Reiterándome en sus interminables carencias, aclarar de forma previa que adolecen de una ordinaria ausencia del sentido del pudor, por lo que no llevan ropa. De vez en cuando algunos se ajustan cinturones para acarrear adminículos operativos, pero son los menos: utensilios de laboratorio, de mecánica, de limpieza, sadomasoquismo, torturas…
Claro que, con lo que os he contado, me diréis: ¿bueno, y cómo se relacionan?

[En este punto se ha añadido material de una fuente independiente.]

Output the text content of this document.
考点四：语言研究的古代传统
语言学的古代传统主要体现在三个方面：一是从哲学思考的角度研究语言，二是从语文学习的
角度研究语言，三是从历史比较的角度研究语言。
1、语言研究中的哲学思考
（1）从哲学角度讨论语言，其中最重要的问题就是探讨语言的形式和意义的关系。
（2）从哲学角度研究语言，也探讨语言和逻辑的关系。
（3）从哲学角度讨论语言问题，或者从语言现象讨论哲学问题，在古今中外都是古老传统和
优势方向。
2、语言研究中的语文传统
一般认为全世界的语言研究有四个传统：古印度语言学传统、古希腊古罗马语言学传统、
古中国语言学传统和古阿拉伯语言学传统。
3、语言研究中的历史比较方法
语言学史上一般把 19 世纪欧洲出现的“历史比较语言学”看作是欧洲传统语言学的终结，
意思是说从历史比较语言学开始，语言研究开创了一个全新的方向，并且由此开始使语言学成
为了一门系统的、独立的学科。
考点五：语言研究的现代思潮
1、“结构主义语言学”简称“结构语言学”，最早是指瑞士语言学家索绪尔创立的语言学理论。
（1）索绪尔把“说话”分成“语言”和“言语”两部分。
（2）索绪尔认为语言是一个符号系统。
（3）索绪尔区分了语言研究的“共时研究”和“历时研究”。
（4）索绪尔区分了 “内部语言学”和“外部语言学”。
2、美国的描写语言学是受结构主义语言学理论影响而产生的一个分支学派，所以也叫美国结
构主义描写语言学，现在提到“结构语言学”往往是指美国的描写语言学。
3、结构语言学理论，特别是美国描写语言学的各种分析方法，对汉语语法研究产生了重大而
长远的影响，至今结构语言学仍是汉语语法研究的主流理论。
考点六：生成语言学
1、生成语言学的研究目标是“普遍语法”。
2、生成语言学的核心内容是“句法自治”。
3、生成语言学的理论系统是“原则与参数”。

Medido en términos calóricos y aplicándole una altura, de forma infernalmente aburrida: hablan entre ellos gesticulando con sus manos, sus pies y sus escritos. La verdad es que son grandes caligrafistas, su idioma escrito mezcla signos con letras y con representaciones gráficas, y lo aplican en cualquier dirección: de derecha a izquierda, de izquierda a derecha, de abajo a arriba, de arriba a abajo, circularmente; vamos, como les sale de lo que carecen y en función del papel, el cartel o el espacio.
Sus signos lingüísticos son muy variados. Moviendo sus manos, sus pies y guiñando su gran ojo, logran expresar casi todo lo que quieren.
Así son los méketreks: sencillos, pero complicadamente inteligentes. Pequeños, pero grandes. Oscuros, pero claros. Vamos, como todas las civilizaciones.
Ya, ya, ya lo sé. Como casi todas… 































Y no, no cagan.
Mira que sois…



[1] Eufemísticamente hablando. En plata: una mierda como un caballo de grande.
[2] Buscadlos en “Las cuatro después de la medianoche” (1990), de Stephen King.
[3] “Tropas espaciales” (1959). Novelón ganador del premio Hugo en 1960. Lectura indispensable.